DWP has taken some heat, including here at ReWire, for thinking too small in setting up the first phase of its feed-in tariff program. 100 megawatts pales in comparison to LADWP’s actual demand, which is generally above 6,000 megawatts. And 17 cents doesn’t offer nearly as much of an incentive to develop solar as similar programs in other states, which can run up to 25 cents per kilowatt-hour, or even, in the case of one Oregon program, 30 cents.
But John Farrell, who works on renewable energy issues at the think-tank the Institute for Local Self Reliance (ILSR), applauded the program recently despite acknowledging its limits. In an article this week, Farrellcompared LADWP’s program to others in the United States. Though feed-in tariffs in other parts of the country may cover a larger percentage of local demand, LADWP’s program ranks near the top of the list in sheer size.
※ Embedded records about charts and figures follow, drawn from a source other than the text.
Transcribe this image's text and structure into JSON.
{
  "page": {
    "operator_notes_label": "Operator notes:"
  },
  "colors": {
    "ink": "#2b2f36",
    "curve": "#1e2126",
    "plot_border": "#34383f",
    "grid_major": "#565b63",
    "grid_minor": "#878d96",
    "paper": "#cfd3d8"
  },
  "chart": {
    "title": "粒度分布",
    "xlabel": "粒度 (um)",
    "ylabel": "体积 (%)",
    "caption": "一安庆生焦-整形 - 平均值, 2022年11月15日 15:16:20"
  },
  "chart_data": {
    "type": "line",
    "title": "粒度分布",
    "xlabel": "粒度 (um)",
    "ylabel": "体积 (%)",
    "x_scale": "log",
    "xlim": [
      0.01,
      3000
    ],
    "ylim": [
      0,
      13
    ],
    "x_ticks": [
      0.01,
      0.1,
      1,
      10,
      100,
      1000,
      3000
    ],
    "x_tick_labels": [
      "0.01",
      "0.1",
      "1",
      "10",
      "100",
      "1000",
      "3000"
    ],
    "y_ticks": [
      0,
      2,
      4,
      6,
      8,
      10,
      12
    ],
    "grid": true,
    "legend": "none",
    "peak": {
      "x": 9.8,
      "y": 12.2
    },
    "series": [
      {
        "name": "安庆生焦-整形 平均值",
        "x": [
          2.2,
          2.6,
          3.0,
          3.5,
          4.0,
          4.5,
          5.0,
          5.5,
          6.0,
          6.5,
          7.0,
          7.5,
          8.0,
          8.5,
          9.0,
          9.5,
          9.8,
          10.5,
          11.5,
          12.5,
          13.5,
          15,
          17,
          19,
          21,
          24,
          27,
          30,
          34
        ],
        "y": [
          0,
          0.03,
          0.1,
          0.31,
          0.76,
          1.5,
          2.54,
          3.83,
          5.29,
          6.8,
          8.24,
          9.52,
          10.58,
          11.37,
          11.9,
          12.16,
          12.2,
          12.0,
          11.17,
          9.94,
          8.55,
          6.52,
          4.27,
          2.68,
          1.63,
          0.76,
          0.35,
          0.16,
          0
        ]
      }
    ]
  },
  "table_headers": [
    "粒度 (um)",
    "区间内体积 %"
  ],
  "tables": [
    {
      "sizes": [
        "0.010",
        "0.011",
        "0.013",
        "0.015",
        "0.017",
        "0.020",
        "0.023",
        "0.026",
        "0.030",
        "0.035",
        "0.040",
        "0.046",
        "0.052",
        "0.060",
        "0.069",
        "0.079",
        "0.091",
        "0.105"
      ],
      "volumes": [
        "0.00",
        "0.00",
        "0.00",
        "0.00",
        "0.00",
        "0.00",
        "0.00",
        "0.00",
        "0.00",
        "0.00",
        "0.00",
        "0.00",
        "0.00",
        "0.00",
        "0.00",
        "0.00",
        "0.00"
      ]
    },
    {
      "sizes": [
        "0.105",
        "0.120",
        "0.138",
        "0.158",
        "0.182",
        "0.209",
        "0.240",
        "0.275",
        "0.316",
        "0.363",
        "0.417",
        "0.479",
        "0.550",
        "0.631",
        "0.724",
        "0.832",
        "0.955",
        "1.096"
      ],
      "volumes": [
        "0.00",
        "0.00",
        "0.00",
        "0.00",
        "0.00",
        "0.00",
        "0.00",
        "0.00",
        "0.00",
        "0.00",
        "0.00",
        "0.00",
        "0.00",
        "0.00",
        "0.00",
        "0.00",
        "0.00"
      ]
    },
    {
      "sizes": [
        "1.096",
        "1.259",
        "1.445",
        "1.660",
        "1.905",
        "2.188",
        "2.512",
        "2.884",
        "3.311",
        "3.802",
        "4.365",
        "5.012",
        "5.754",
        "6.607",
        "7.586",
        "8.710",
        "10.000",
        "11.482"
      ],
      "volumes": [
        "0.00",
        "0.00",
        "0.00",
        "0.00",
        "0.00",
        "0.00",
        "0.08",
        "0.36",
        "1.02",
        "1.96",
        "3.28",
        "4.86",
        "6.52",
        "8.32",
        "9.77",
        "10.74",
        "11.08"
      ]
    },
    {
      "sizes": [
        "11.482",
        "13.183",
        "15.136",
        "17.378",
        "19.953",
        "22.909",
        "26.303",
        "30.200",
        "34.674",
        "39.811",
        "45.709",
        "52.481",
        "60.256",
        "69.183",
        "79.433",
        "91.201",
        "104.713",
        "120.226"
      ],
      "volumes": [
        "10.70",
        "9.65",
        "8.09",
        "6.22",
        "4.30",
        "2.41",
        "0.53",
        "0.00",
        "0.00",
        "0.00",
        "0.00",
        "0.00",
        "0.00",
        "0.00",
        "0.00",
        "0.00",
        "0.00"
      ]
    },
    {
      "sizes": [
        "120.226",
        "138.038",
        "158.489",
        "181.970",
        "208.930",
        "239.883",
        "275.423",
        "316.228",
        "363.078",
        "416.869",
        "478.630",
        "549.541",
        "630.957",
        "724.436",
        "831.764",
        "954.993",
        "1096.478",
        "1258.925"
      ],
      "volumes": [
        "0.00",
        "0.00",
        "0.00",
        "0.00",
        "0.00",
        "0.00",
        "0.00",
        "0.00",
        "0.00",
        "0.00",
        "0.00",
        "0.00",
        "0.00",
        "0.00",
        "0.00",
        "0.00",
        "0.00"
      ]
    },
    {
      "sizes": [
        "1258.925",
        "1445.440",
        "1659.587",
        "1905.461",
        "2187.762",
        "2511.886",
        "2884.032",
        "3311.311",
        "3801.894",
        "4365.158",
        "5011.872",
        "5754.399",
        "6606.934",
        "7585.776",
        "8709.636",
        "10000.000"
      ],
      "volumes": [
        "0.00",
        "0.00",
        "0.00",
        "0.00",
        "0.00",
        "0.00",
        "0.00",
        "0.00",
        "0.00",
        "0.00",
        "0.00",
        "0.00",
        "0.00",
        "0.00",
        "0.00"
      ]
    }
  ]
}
Some batches of power will bring their generators as much as 38.3 cents per kilowatt-hour; the average price during peak months will more likely be in the neighborhood of 18 cents and change, says Farrell.
In his article this week Farrell, who has long advocated for decentralizing and democratizing the nation’s energy infrastructure as much as possible, points out three aspects of LADWP’s CLEAN program that he especially likes:
The program limits participation to one project per property parcel, helping to widen the opportunity. Projects have 18 months to reach commercial operation (perhaps still a bit too long given the aggressive price declines in the industry), but lower than the 3 years in Ontario, for example, where premium contracts are awaiting fulfillment as profit-oriented developers wait to lock in ever-lower panel prices. The third is that while the queue for the program is “first come, first served,” projects that apply within the first 5 business days are treated as coincident, with a lottery selecting the winners from that pool. This helps community-based and smaller projects compete against large developers with the in-house resources to get the paperwork together.
“The program may not make a huge dent in the city’s collective energy spend or its peak demand,” concludes Farrell, “but its design highlights the careful consideration of the policy and makes it a likely success.”
That sounds good to us, though we’d still like to see payments of 20 cents or more per kilowatt-hour and targets of a quarter or so of LADWP’s demand. Careful readers will note that the chart above shows the United States’ total feed-in tariff-spurred solar capacity, at 132 megawatts, is one-four-hundredth — yes, hundredth! — the size of Germany’s. And Germany’s current offering per kilowatt-hour is lower than DWP’s will be at first, but that”s because Germany’s former higher price (around 25 cents) was so successful that its solar industry doesn’t need as much help anymore.